In the past decade, there has been growing interest in understanding how the gut microbiome (the community of microorganisms living in the gut) can modulate brain function and its potential to provide new insight into the factors influencing mental health, as well as possible treatments5. Research on the microbiome–gut–brain axis has demonstrated that the gut microbial community can influence brain development, neurochemistry and behaviour6,7,8,9. The causal contribution of the gut microbiome to brain function and behaviour is most clearly demonstrated using transplantation studies in animals, whereby behavioural phenotypes can be transferred via the gut microbiota10. Several independent studies have now shown that rodents colonised with the gut microbiota of humans suffering from depression (but not those colonised with the gut microbiota of healthy humans) display changes characteristic of depression at both a physiological and behavioural level11,12.
There are clear mechanistic pathways that may mediate interactions between the gut microbiome and the brain, most notably via neural, immune, and endocrine signalling13,14,15,16. For example, in animals the probiotic Lactobacillus rhamnosus can increase stimulation of vagal afferents17 and was shown to reduce anxiety and depressive-like behaviours only when the vagus nerve was functionally intact18. Probiotic administration in animals has also been found to reduce the levels of pro-inflammatory cytokines19 which is relevant since immune status has been increasingly linked to neuropsychiatric conditions such as depression20,21. In addition, the gut microbial community interacts with the body’s hormones and probiotics have been shown to reduce corticosterone concentration in rodents18,22 and there is also evidence that probiotics and prebiotics can lower cortisol levels in humans23,24.

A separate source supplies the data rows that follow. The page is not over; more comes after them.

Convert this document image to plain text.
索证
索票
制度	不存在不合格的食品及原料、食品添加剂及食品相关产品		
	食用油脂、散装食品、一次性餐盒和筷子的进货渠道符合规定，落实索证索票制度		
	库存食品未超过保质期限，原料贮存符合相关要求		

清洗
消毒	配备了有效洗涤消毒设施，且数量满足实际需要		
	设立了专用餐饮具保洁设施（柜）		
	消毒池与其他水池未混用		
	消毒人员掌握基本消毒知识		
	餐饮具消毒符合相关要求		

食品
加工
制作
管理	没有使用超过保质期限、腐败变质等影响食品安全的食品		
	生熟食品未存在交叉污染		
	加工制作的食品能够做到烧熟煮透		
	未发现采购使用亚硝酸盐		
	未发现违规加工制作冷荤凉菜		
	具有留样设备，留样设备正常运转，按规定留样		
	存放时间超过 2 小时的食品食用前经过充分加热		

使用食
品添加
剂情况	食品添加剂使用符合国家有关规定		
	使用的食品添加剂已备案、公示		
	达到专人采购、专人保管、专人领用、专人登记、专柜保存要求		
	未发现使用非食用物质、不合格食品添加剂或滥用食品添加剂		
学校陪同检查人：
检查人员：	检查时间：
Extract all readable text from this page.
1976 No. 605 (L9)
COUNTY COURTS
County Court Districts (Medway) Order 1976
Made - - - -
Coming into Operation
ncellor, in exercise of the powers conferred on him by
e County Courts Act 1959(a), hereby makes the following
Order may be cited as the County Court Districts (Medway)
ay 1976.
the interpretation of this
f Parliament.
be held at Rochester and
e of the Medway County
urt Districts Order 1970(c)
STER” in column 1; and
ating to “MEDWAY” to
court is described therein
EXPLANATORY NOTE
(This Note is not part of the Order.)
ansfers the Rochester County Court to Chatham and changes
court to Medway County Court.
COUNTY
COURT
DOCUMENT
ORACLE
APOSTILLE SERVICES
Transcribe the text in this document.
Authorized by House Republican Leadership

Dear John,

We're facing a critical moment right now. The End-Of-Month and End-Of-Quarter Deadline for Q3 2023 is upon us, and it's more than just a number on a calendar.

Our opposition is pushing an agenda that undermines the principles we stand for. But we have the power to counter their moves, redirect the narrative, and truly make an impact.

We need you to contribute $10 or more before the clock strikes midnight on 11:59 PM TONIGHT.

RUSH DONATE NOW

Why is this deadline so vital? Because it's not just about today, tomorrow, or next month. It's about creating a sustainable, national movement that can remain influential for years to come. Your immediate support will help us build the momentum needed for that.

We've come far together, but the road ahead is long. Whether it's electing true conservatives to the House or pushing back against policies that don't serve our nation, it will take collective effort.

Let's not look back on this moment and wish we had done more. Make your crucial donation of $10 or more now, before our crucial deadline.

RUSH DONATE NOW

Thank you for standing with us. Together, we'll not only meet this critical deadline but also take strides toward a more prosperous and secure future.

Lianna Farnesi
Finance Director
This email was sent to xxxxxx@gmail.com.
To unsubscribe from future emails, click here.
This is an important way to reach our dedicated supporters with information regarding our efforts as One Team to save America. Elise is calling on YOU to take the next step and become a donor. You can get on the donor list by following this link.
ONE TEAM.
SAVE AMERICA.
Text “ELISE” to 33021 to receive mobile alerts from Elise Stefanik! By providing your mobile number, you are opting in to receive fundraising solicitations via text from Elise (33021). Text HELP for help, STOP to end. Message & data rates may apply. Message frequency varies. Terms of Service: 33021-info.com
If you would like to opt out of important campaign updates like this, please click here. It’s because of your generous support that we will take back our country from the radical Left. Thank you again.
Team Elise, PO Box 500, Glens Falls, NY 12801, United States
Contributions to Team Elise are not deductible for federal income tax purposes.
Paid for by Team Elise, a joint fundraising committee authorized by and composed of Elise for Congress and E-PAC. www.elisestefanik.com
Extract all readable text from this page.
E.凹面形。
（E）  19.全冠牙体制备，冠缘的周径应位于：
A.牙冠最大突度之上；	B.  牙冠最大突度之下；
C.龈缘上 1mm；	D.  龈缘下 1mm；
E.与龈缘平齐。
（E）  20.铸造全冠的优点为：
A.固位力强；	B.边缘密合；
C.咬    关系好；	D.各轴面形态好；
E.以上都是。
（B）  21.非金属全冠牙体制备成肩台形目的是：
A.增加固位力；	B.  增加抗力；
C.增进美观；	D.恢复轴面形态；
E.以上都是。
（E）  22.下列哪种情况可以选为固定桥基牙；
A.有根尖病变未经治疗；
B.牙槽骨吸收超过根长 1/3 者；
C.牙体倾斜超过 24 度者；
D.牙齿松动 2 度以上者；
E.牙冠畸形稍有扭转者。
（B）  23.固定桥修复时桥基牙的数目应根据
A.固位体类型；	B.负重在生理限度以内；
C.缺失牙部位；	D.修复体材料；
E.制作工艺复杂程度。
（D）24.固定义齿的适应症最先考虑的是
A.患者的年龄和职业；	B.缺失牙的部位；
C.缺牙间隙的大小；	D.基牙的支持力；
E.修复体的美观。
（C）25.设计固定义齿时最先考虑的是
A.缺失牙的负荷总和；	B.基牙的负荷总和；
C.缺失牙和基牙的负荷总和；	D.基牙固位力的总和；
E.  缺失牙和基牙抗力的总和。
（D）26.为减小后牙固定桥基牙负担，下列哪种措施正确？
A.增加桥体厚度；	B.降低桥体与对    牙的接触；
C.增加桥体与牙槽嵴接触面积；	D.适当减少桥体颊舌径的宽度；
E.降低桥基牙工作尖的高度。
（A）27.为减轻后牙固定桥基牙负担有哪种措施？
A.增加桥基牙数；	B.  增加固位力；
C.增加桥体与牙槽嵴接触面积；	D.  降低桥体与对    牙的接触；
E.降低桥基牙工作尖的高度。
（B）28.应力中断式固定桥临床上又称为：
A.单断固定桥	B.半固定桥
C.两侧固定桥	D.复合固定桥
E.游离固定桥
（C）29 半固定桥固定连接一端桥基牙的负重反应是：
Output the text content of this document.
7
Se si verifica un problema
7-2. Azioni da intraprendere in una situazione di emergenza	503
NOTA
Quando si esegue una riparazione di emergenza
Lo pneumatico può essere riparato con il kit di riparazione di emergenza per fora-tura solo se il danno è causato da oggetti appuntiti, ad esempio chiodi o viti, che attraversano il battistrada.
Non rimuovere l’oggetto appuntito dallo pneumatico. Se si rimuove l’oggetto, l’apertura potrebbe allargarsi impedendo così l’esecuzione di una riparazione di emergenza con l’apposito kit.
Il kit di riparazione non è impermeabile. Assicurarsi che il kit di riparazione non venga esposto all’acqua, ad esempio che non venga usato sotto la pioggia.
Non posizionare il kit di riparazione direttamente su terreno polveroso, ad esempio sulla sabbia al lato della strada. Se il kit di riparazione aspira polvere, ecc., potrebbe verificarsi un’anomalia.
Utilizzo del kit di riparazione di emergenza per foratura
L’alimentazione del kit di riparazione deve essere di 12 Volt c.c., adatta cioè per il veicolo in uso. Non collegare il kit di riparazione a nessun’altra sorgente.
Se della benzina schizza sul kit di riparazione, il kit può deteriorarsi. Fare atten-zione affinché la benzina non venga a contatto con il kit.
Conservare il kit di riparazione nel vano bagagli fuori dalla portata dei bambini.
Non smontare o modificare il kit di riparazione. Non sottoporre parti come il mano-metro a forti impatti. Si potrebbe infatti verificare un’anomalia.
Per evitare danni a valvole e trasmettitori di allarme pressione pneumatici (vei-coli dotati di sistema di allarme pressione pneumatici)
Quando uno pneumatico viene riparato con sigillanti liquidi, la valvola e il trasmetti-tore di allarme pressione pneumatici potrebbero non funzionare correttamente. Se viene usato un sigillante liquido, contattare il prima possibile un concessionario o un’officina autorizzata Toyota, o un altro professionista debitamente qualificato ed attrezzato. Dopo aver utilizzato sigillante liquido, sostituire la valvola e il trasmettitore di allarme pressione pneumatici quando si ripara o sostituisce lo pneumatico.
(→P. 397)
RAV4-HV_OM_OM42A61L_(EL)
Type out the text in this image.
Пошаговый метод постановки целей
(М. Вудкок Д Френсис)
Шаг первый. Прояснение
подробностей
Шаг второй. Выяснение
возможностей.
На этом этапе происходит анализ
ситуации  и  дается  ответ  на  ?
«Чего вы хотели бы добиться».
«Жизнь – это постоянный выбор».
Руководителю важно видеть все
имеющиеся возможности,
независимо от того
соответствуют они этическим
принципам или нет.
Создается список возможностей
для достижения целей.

Since the gut microbiome interacts with these important physiological systems, it represents a possible avenue via which brain function can be indirectly modulated. With animal studies revealing that the gut microbiome can affect social behaviour, anxiety and depressive-like symptoms and responses to stress6,25, this indicates that the human gut microbiome may play a role in mental health and disorders. Indeed, psychological conditions are often comorbid with gastrointestinal problems26. Following numerous animal studies finding a beneficial effect of probiotics on the brain and behaviour, there has been much interest to determine whether such findings translate to humans. This led to many studies investigating the effects of microbiome-focused interventions on human psychology, most notably probiotics (live bacteria) and also prebiotics (selectively fermented indigestible carbohydrates such as fructo- and galacto-oligosaccharides which promote the growth and/or activity of certain gut bacteria).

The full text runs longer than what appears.